REVIEW: “Please Don’t Talk About Me When I’m Gone” by Sylvie Althoff

Review of Sylvie Althoff, “Please Don’t Talk ABout Me When I’m Gone,” Luna Station Quarterly 65 (January 2026): 131-152 — Purchase here. Reviewed by Sara L. Uckelman.

Those who really like jazz will appreciate Althoff’s ability to pull more than twenty pages out of one improv session at a small bar on a far-flung planet. For those who could take jazz or leave it, this story is rather…long.

REVIEW: “Eva” by Ashley Burnett

Review of Ashley Burnett, “Eva,” Luna Station Quarterly 65 (January 2026): 185-203 — Purchase here. Reviewed by Sara L. Uckelman.

Content note: Enslavement, prison, forced adoption, forced pregnancy.

I find that I am beginning to tire to stories where misogyny is baked into the core of the narrative — even if the narrative is one of release, and freedom, and vengeance, and retribution, of escape for the woman/women involved, I am increasingly longing for stories that imagine an entirely different way of existence.

Still, I understand the value in ones that take our world as it is, and show that we can resist, so I don’t want to speak too negatively of Burnett’s story; it’s just not the story for me, I guess.

REVIEW: “The Disparity of Confidence” by Emmie Christie

Review of Emmie Christie, “The Disparity of Confidence,” Luna Station Quarterly 65 (January 2026): 155-159 — Purchase here. Reviewed by Sara L. Uckelman.

Sometimes experiences give people confidence; sometimes it stifles them. Robin has the ability to see the disparity between the two for each person — and also knows what to do to fix it. This was a short, sweet, beautifully empowering story!

REVIEW: “Person, Place, Thing” by Marissa Lingen

Review of Marissa Lingen, “Person, Place, Thing”, Clarkesworld Issue 234, March (2026): Read Online. Reviewed by Myra Naik.

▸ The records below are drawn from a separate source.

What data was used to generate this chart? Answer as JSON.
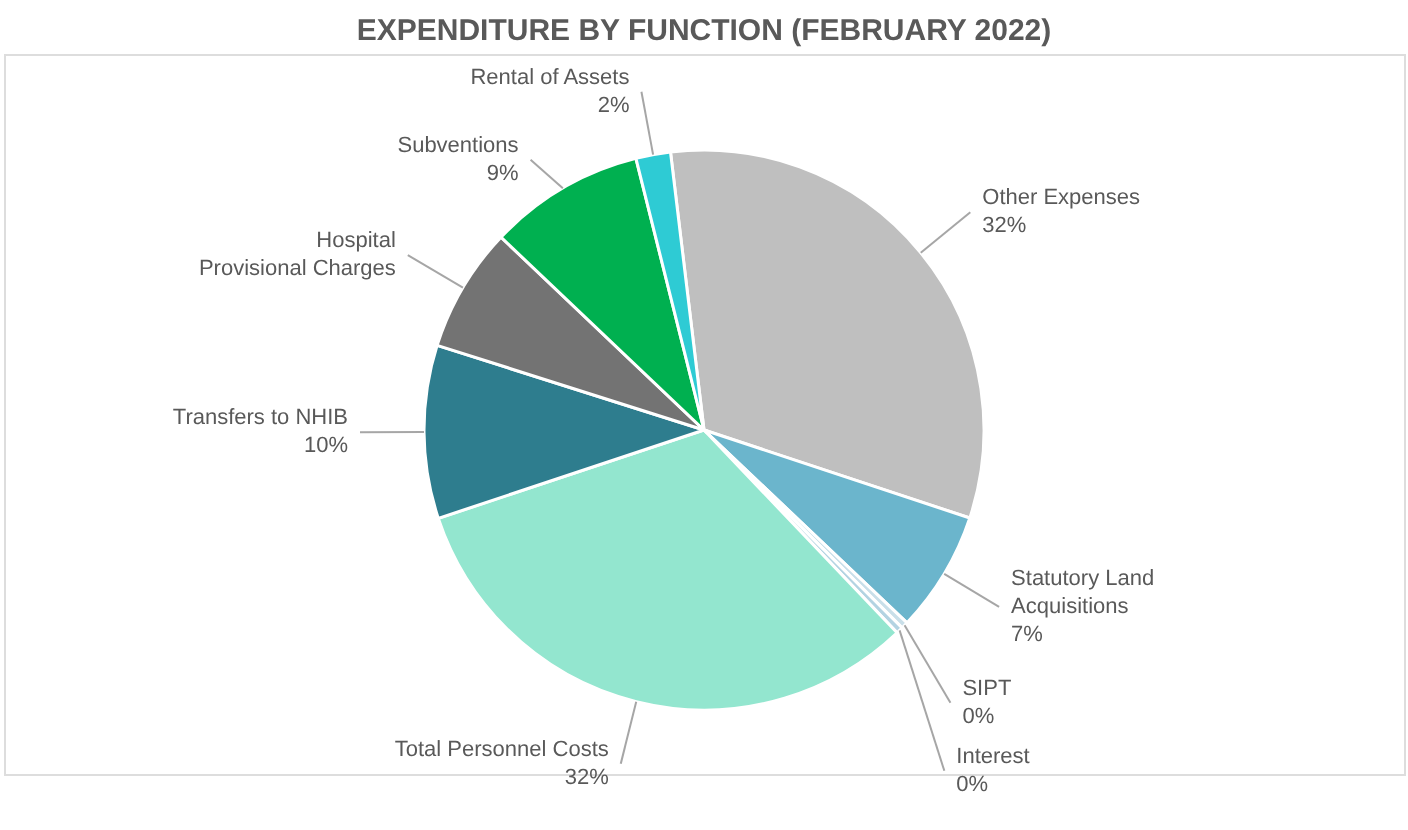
{
  "chart_data": {
    "type": "pie",
    "title": "EXPENDITURE BY FUNCTION (FEBRUARY 2022)",
    "categories": [
      "Other Expenses",
      "Statutory Land Acquisitions",
      "SIPT",
      "Interest",
      "Total Personnel Costs",
      "Transfers to NHIB",
      "Hospital Provisional Charges",
      "Subventions",
      "Rental of Assets"
    ],
    "values": [
      32,
      7,
      0.4,
      0.4,
      32,
      10,
      7.2,
      9,
      2
    ],
    "value_labels": [
      "32%",
      "7%",
      "0%",
      "0%",
      "32%",
      "10%",
      null,
      "9%",
      "2%"
    ],
    "colors": [
      "#bfbfbf",
      "#6bb5cc",
      "#c9dfe9",
      "#b3d3e2",
      "#93e6cf",
      "#2e7d8e",
      "#737373",
      "#00b050",
      "#2ecbd4"
    ],
    "legend": false
  }
}
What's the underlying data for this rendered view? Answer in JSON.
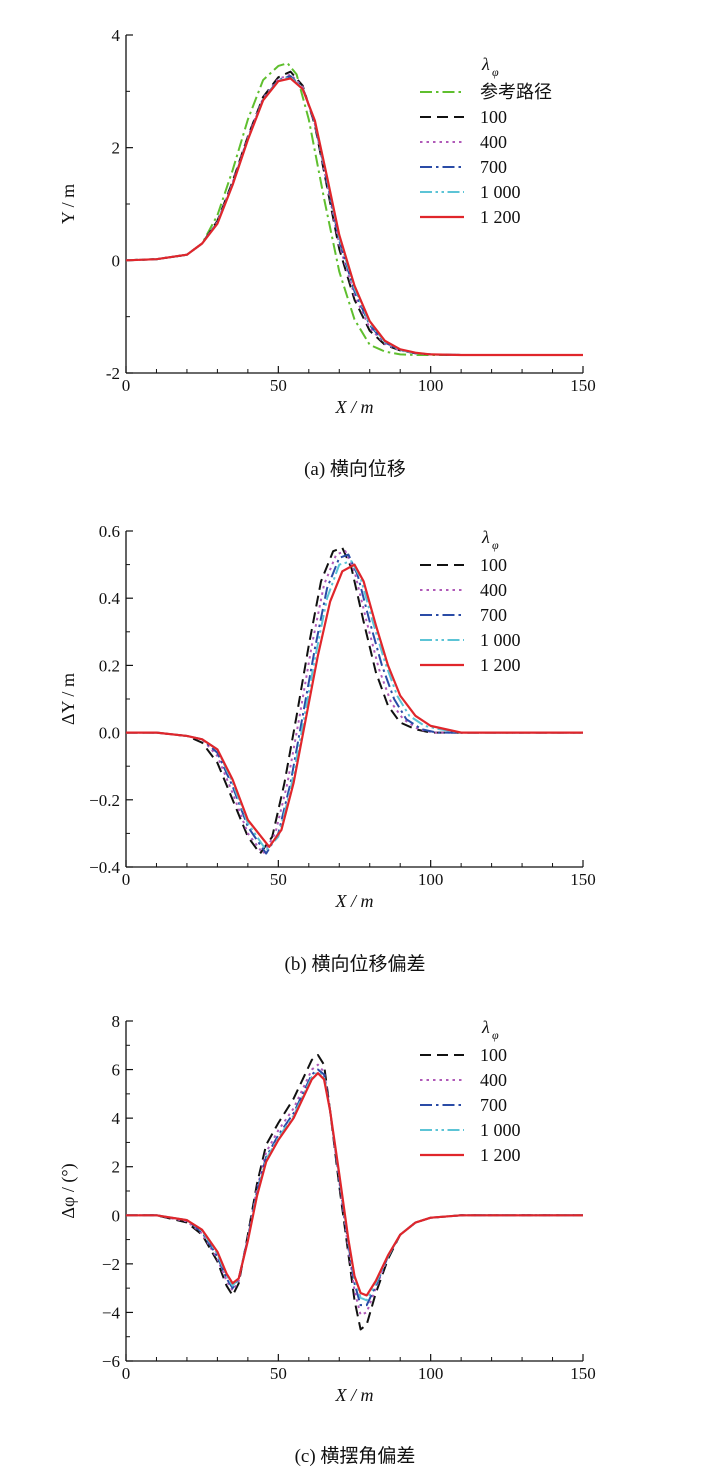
{
  "chart_data": [
    {
      "type": "line",
      "caption": "(a) 横向位移",
      "xlabel": "X / m",
      "ylabel": "Y / m",
      "xlim": [
        0,
        150
      ],
      "ylim": [
        -2,
        4
      ],
      "xticks": [
        0,
        50,
        100,
        150
      ],
      "yticks": [
        -2,
        0,
        2,
        4
      ],
      "grid": false,
      "legend_placement": "top-right",
      "legend_title": "λ",
      "legend_title_sub": "φ",
      "series": [
        {
          "name": "参考路径",
          "color": "#5fbf2e",
          "dash": "dashdot",
          "x": [
            0,
            10,
            20,
            25,
            30,
            35,
            40,
            45,
            50,
            53,
            56,
            60,
            65,
            70,
            75,
            80,
            85,
            90,
            95,
            100,
            110,
            120,
            150
          ],
          "y": [
            0,
            0.02,
            0.1,
            0.3,
            0.8,
            1.6,
            2.5,
            3.2,
            3.45,
            3.5,
            3.3,
            2.5,
            1.1,
            -0.2,
            -1.05,
            -1.5,
            -1.62,
            -1.67,
            -1.68,
            -1.68,
            -1.68,
            -1.68,
            -1.68
          ]
        },
        {
          "name": "100",
          "color": "#111111",
          "dash": "dash",
          "x": [
            0,
            10,
            20,
            25,
            30,
            35,
            40,
            45,
            50,
            54,
            58,
            62,
            66,
            70,
            75,
            80,
            85,
            90,
            95,
            100,
            110,
            120,
            150
          ],
          "y": [
            0,
            0.02,
            0.1,
            0.3,
            0.7,
            1.4,
            2.2,
            2.9,
            3.25,
            3.35,
            3.1,
            2.4,
            1.3,
            0.2,
            -0.7,
            -1.25,
            -1.5,
            -1.6,
            -1.65,
            -1.67,
            -1.68,
            -1.68,
            -1.68
          ]
        },
        {
          "name": "400",
          "color": "#b05ab8",
          "dash": "dot",
          "x": [
            0,
            10,
            20,
            25,
            30,
            35,
            40,
            45,
            50,
            54,
            58,
            62,
            66,
            70,
            75,
            80,
            85,
            90,
            95,
            100,
            110,
            120,
            150
          ],
          "y": [
            0,
            0.02,
            0.1,
            0.3,
            0.68,
            1.38,
            2.18,
            2.88,
            3.22,
            3.3,
            3.08,
            2.42,
            1.35,
            0.28,
            -0.62,
            -1.2,
            -1.48,
            -1.6,
            -1.65,
            -1.67,
            -1.68,
            -1.68,
            -1.68
          ]
        },
        {
          "name": "700",
          "color": "#2a4ba6",
          "dash": "dashdot",
          "x": [
            0,
            10,
            20,
            25,
            30,
            35,
            40,
            45,
            50,
            54,
            58,
            62,
            66,
            70,
            75,
            80,
            85,
            90,
            95,
            100,
            110,
            120,
            150
          ],
          "y": [
            0,
            0.02,
            0.1,
            0.3,
            0.67,
            1.36,
            2.16,
            2.86,
            3.2,
            3.27,
            3.06,
            2.44,
            1.4,
            0.35,
            -0.55,
            -1.15,
            -1.46,
            -1.59,
            -1.65,
            -1.67,
            -1.68,
            -1.68,
            -1.68
          ]
        },
        {
          "name": "1 000",
          "color": "#5cc4d6",
          "dash": "dashdotdot",
          "x": [
            0,
            10,
            20,
            25,
            30,
            35,
            40,
            45,
            50,
            54,
            58,
            62,
            66,
            70,
            75,
            80,
            85,
            90,
            95,
            100,
            110,
            120,
            150
          ],
          "y": [
            0,
            0.02,
            0.1,
            0.3,
            0.66,
            1.35,
            2.15,
            2.85,
            3.19,
            3.25,
            3.05,
            2.46,
            1.44,
            0.4,
            -0.5,
            -1.12,
            -1.45,
            -1.59,
            -1.65,
            -1.67,
            -1.68,
            -1.68,
            -1.68
          ]
        },
        {
          "name": "1 200",
          "color": "#e0262b",
          "dash": "solid",
          "x": [
            0,
            10,
            20,
            25,
            30,
            35,
            40,
            45,
            50,
            54,
            58,
            62,
            66,
            70,
            75,
            80,
            85,
            90,
            95,
            100,
            110,
            120,
            150
          ],
          "y": [
            0,
            0.02,
            0.1,
            0.3,
            0.65,
            1.34,
            2.14,
            2.84,
            3.18,
            3.23,
            3.04,
            2.48,
            1.48,
            0.45,
            -0.45,
            -1.08,
            -1.43,
            -1.58,
            -1.64,
            -1.67,
            -1.68,
            -1.68,
            -1.68
          ]
        }
      ]
    },
    {
      "type": "line",
      "caption": "(b) 横向位移偏差",
      "xlabel": "X / m",
      "ylabel": "ΔY / m",
      "xlim": [
        0,
        150
      ],
      "ylim": [
        -0.4,
        0.6
      ],
      "xticks": [
        0,
        50,
        100,
        150
      ],
      "yticks": [
        -0.4,
        -0.2,
        0.0,
        0.2,
        0.4,
        0.6
      ],
      "ytick_labels": [
        "−0.4",
        "−0.2",
        "0.0",
        "0.2",
        "0.4",
        "0.6"
      ],
      "grid": false,
      "legend_placement": "top-right",
      "legend_title": "λ",
      "legend_title_sub": "φ",
      "series": [
        {
          "name": "100",
          "color": "#111111",
          "dash": "dash",
          "x": [
            0,
            10,
            20,
            25,
            30,
            35,
            40,
            44,
            48,
            52,
            56,
            60,
            64,
            68,
            71,
            74,
            78,
            82,
            86,
            90,
            95,
            100,
            110,
            130,
            150
          ],
          "y": [
            0,
            0,
            -0.01,
            -0.03,
            -0.09,
            -0.2,
            -0.31,
            -0.36,
            -0.31,
            -0.15,
            0.05,
            0.26,
            0.45,
            0.54,
            0.55,
            0.49,
            0.33,
            0.18,
            0.08,
            0.03,
            0.01,
            0,
            0,
            0,
            0
          ]
        },
        {
          "name": "400",
          "color": "#b05ab8",
          "dash": "dot",
          "x": [
            0,
            10,
            20,
            25,
            30,
            35,
            40,
            45,
            49,
            53,
            57,
            61,
            65,
            69,
            72,
            75,
            79,
            83,
            87,
            91,
            96,
            101,
            110,
            130,
            150
          ],
          "y": [
            0,
            0,
            -0.01,
            -0.02,
            -0.07,
            -0.18,
            -0.3,
            -0.36,
            -0.3,
            -0.15,
            0.05,
            0.26,
            0.44,
            0.53,
            0.54,
            0.48,
            0.33,
            0.19,
            0.09,
            0.04,
            0.01,
            0,
            0,
            0,
            0
          ]
        },
        {
          "name": "700",
          "color": "#2a4ba6",
          "dash": "dashdot",
          "x": [
            0,
            10,
            20,
            25,
            30,
            35,
            40,
            46,
            50,
            54,
            58,
            62,
            66,
            70,
            73,
            76,
            80,
            84,
            88,
            92,
            97,
            102,
            110,
            130,
            150
          ],
          "y": [
            0,
            0,
            -0.01,
            -0.02,
            -0.06,
            -0.16,
            -0.28,
            -0.36,
            -0.3,
            -0.15,
            0.05,
            0.25,
            0.43,
            0.52,
            0.53,
            0.47,
            0.33,
            0.2,
            0.1,
            0.04,
            0.01,
            0,
            0,
            0,
            0
          ]
        },
        {
          "name": "1 000",
          "color": "#5cc4d6",
          "dash": "dashdotdot",
          "x": [
            0,
            10,
            20,
            25,
            30,
            35,
            40,
            46,
            50,
            54,
            58,
            62,
            66,
            70,
            74,
            77,
            81,
            85,
            89,
            93,
            98,
            103,
            110,
            130,
            150
          ],
          "y": [
            0,
            0,
            -0.01,
            -0.02,
            -0.05,
            -0.15,
            -0.27,
            -0.35,
            -0.31,
            -0.17,
            0.02,
            0.22,
            0.4,
            0.5,
            0.51,
            0.46,
            0.33,
            0.21,
            0.11,
            0.05,
            0.02,
            0.01,
            0,
            0,
            0
          ]
        },
        {
          "name": "1 200",
          "color": "#e0262b",
          "dash": "solid",
          "x": [
            0,
            10,
            20,
            25,
            30,
            35,
            40,
            47,
            51,
            55,
            59,
            63,
            67,
            71,
            75,
            78,
            82,
            86,
            90,
            95,
            100,
            105,
            110,
            130,
            150
          ],
          "y": [
            0,
            0,
            -0.01,
            -0.02,
            -0.05,
            -0.14,
            -0.26,
            -0.34,
            -0.29,
            -0.15,
            0.04,
            0.23,
            0.39,
            0.48,
            0.5,
            0.45,
            0.32,
            0.2,
            0.11,
            0.05,
            0.02,
            0.01,
            0,
            0,
            0
          ]
        }
      ]
    },
    {
      "type": "line",
      "caption": "(c) 横摆角偏差",
      "xlabel": "X / m",
      "ylabel": "Δφ / (°)",
      "xlim": [
        0,
        150
      ],
      "ylim": [
        -6,
        8
      ],
      "xticks": [
        0,
        50,
        100,
        150
      ],
      "yticks": [
        -6,
        -4,
        -2,
        0,
        2,
        4,
        6,
        8
      ],
      "ytick_labels": [
        "−6",
        "−4",
        "−2",
        "0",
        "2",
        "4",
        "6",
        "8"
      ],
      "grid": false,
      "legend_placement": "top-right",
      "legend_title": "λ",
      "legend_title_sub": "φ",
      "series": [
        {
          "name": "100",
          "color": "#111111",
          "dash": "dash",
          "x": [
            0,
            10,
            20,
            25,
            30,
            33,
            35,
            37,
            40,
            43,
            46,
            50,
            55,
            58,
            61,
            63,
            65,
            67,
            70,
            73,
            75,
            77,
            79,
            82,
            86,
            90,
            95,
            100,
            110,
            130,
            150
          ],
          "y": [
            0,
            0,
            -0.3,
            -0.8,
            -1.9,
            -2.9,
            -3.3,
            -2.8,
            -0.8,
            1.3,
            2.9,
            3.8,
            4.8,
            5.6,
            6.4,
            6.6,
            6.2,
            4.3,
            1.2,
            -1.6,
            -3.5,
            -4.7,
            -4.5,
            -3.2,
            -1.8,
            -0.8,
            -0.3,
            -0.1,
            0,
            0,
            0
          ]
        },
        {
          "name": "400",
          "color": "#b05ab8",
          "dash": "dot",
          "x": [
            0,
            10,
            20,
            25,
            30,
            33,
            35,
            37,
            40,
            43,
            46,
            50,
            55,
            58,
            61,
            63,
            65,
            67,
            70,
            73,
            75,
            77,
            79,
            82,
            86,
            90,
            95,
            100,
            110,
            130,
            150
          ],
          "y": [
            0,
            0,
            -0.25,
            -0.75,
            -1.8,
            -2.7,
            -3.1,
            -2.7,
            -0.9,
            1.1,
            2.6,
            3.5,
            4.4,
            5.2,
            6.0,
            6.2,
            5.9,
            4.3,
            1.4,
            -1.4,
            -3.1,
            -4.1,
            -4.0,
            -3.0,
            -1.7,
            -0.8,
            -0.3,
            -0.1,
            0,
            0,
            0
          ]
        },
        {
          "name": "700",
          "color": "#2a4ba6",
          "dash": "dashdot",
          "x": [
            0,
            10,
            20,
            25,
            30,
            33,
            35,
            37,
            40,
            43,
            46,
            50,
            55,
            58,
            61,
            63,
            65,
            67,
            70,
            73,
            75,
            77,
            79,
            82,
            86,
            90,
            95,
            100,
            110,
            130,
            150
          ],
          "y": [
            0,
            0,
            -0.2,
            -0.7,
            -1.7,
            -2.6,
            -3.0,
            -2.6,
            -0.95,
            1.0,
            2.4,
            3.3,
            4.2,
            5.0,
            5.8,
            6.0,
            5.8,
            4.3,
            1.5,
            -1.2,
            -2.8,
            -3.7,
            -3.7,
            -2.9,
            -1.7,
            -0.8,
            -0.3,
            -0.1,
            0,
            0,
            0
          ]
        },
        {
          "name": "1 000",
          "color": "#5cc4d6",
          "dash": "dashdotdot",
          "x": [
            0,
            10,
            20,
            25,
            30,
            33,
            35,
            37,
            40,
            43,
            46,
            50,
            55,
            58,
            61,
            63,
            65,
            67,
            70,
            73,
            75,
            77,
            79,
            82,
            86,
            90,
            95,
            100,
            110,
            130,
            150
          ],
          "y": [
            0,
            0,
            -0.2,
            -0.65,
            -1.6,
            -2.5,
            -2.9,
            -2.6,
            -1.0,
            0.9,
            2.3,
            3.2,
            4.1,
            4.9,
            5.7,
            5.9,
            5.7,
            4.3,
            1.6,
            -1.1,
            -2.6,
            -3.4,
            -3.5,
            -2.8,
            -1.7,
            -0.8,
            -0.3,
            -0.1,
            0,
            0,
            0
          ]
        },
        {
          "name": "1 200",
          "color": "#e0262b",
          "dash": "solid",
          "x": [
            0,
            10,
            20,
            25,
            30,
            33,
            35,
            37,
            40,
            43,
            46,
            50,
            55,
            58,
            61,
            63,
            65,
            67,
            70,
            73,
            75,
            77,
            79,
            82,
            86,
            90,
            95,
            100,
            110,
            130,
            150
          ],
          "y": [
            0,
            0,
            -0.2,
            -0.6,
            -1.5,
            -2.4,
            -2.8,
            -2.6,
            -1.05,
            0.8,
            2.2,
            3.1,
            4.0,
            4.8,
            5.6,
            5.85,
            5.6,
            4.3,
            1.7,
            -1.0,
            -2.5,
            -3.2,
            -3.3,
            -2.7,
            -1.65,
            -0.8,
            -0.3,
            -0.1,
            0,
            0,
            0
          ]
        }
      ]
    }
  ]
}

A story about a colony, with many subcolonies. One of those, the translator subcolony, interacts with the first humans they’ve ever come across. 

They are all one, and they are all united. This story explores how these two very vastly different kinds of creatures interact. 

It’s way more beautiful than that, I’m definitely not doing justice. 

Such a pleasure to read.

REVIEW: “Laisha” by Amantia Menalla

Review of Amantia Menalla, “Laisha,” Luna Station Quarterly 65 (January 2026): 79-100 — Purchase here. Reviewed by Sara L. Uckelman.

This was a fascinating, haunting, beautiful story — full of rich, complex characters and threads that I wasn’t entirely sure how they all woven together until the denouement came. The story was on the longer side, yet I never got bored and it never dragged, if anything, it became increasingly more interesting the longer I read. I’d love to read a novella or even a novel by Menalla, if she can replicate this kind of taut story-telling!

REVIEW: “Are We There Yet?” by Allison Mulder

Review of Allison Mulder, “Are We There Yet?” Luna Station Quarterly 65 (January 2026): 205-210 — Purchase here. Reviewed by Sara L. Uckelman.

In our fast-paced, modern society, there is always too much work and not enough people to do it, meaning corners get cut, in every occupation and industry — including the grim reaping industry, where it’s easy to not notice a left-behind soul.

At first I thought this ghost story was going to be sweet and sad, but in the end I actually found it funny, in a sort of ironic way — but definitely very sweet!